Speaking of which, my G19X is now Samurai tested, Presscheck approved! Scott was compelled to take it for a spin when he saw the Battlecomp on the muzzle, and seemed surprised that it handled as nice as it does. Chuck’s seen it before but this was his first time shooting it. “That’s a cool piece you got there,” he told me.
- The G19X did not escape this class unscathed, however. Fortunately, it suffered zero mechanical malfunctions, but externally it got roughed up a bit.
— For one, the Ranger Wrap kit I had just applied to it a week ago got ate the fuck up; my holster said “Fuck yo aesthetic mod” and tore off the piece from the battery cover side. I’ll replace it with rattle can tan of some variety.

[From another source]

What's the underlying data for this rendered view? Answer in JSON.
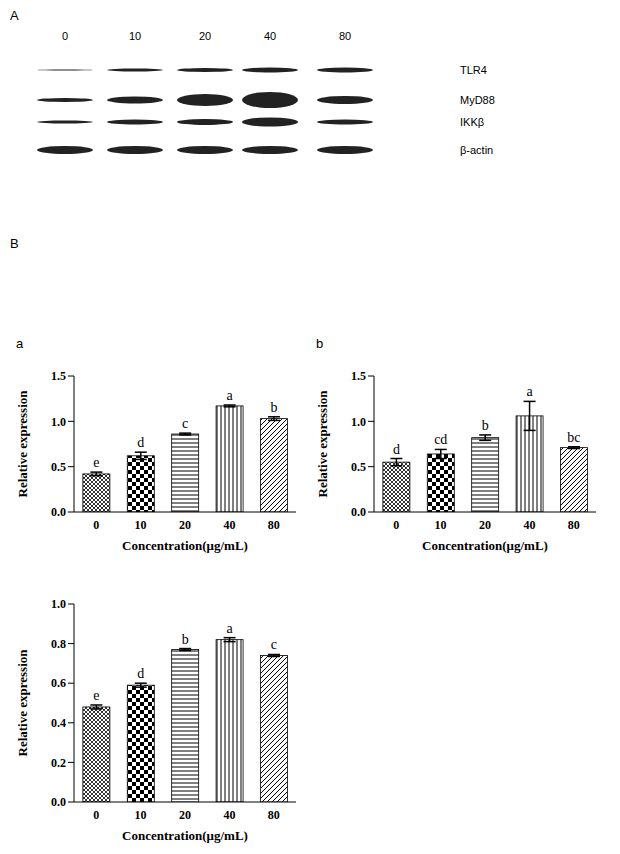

The Talon Grip wrap was also damaged. We had these little chigger gnats annoying the shit out of us all day on the range, and when guys started busting out the bug spray, I went a little crazy with it and applied it to both the outside and inside of my forearms. The inside of my forearm, when hanging at my side, lands directly over/against the grip of the pistol, which applied a nice layer of bug spray to the right side of the grip. The DEET in the bug spray started eating away at the Talon Grip wrap, and as it disintegrated, it resulted in a sticky adhesive surface that did wonders for my grip as it integrated with the skin of my palm, but it didn’t STAY on the grip; In the pictures, the dark spots you see on my hands that look like dirty smudges from soot and ammo are actually parts of the Talon Grip that lifted off the grip and cured to my hand. So the Talon Grip that’s left on the pistol is thinner and smoother than it was prior to the class. I’ve purchased a new grip kit to replace it with in the meantime, but I’m also debating sending the frame out to get laser stippled to give it a sandpaper-like grip surface not unlike the Staccato G2 Tac texture.
- I’m thinking of digging out and reinstalling the Magpul magwell for my G19X, the factory one I have on there now kept sliding up and down on the front strap which made for problematic seating of mags with the flat 17 round floor plate; es no goo.
- No changes or issues with gear otherwise. I actually had to stop and think about whether or not my leg rig was bothering me after wearing it for two days straight; it wasn’t.
- Keith Romp is an excellent host, not just on the training side but as a friend especially; his hospitality is top notch. The community will feel his absence for sure as he’s chosen to step back from the industry and move on in his retirement, but as he passes the torch to Kraig, he leaves his legacy in good hands, both worthy and deserving at that. Getting to meet and hang with them both finally was long overdue and well worth the trip, and I look forward to seeing Kraig continue in Romp’s footsteps as the next generation for training logistics and coordination in the state of Iowa as his heir apparent.
Getting facetime and hanging out with my friends on the industry side is always fun, but getting to meet and hang out with friends in the more informed and capable echelons of the community is always a treat because I’m privileged to shake hands and talk to people that I know are skilled, knowledgeable and humble about it. I wish I had more people like that around me more often. Several people I’ve known through social media were present at this class, and getting to shoot and talk shop with them was fun and easy going, as such things ought to be. They’re all excellent performers in this craft, and getting to see them in action is inspiring, to see what we’re all capable of once we have the right information and make the effort. We owe it to guys like Scott Jedlinski & Chuck Pressburg making it their mission in life to show us the way.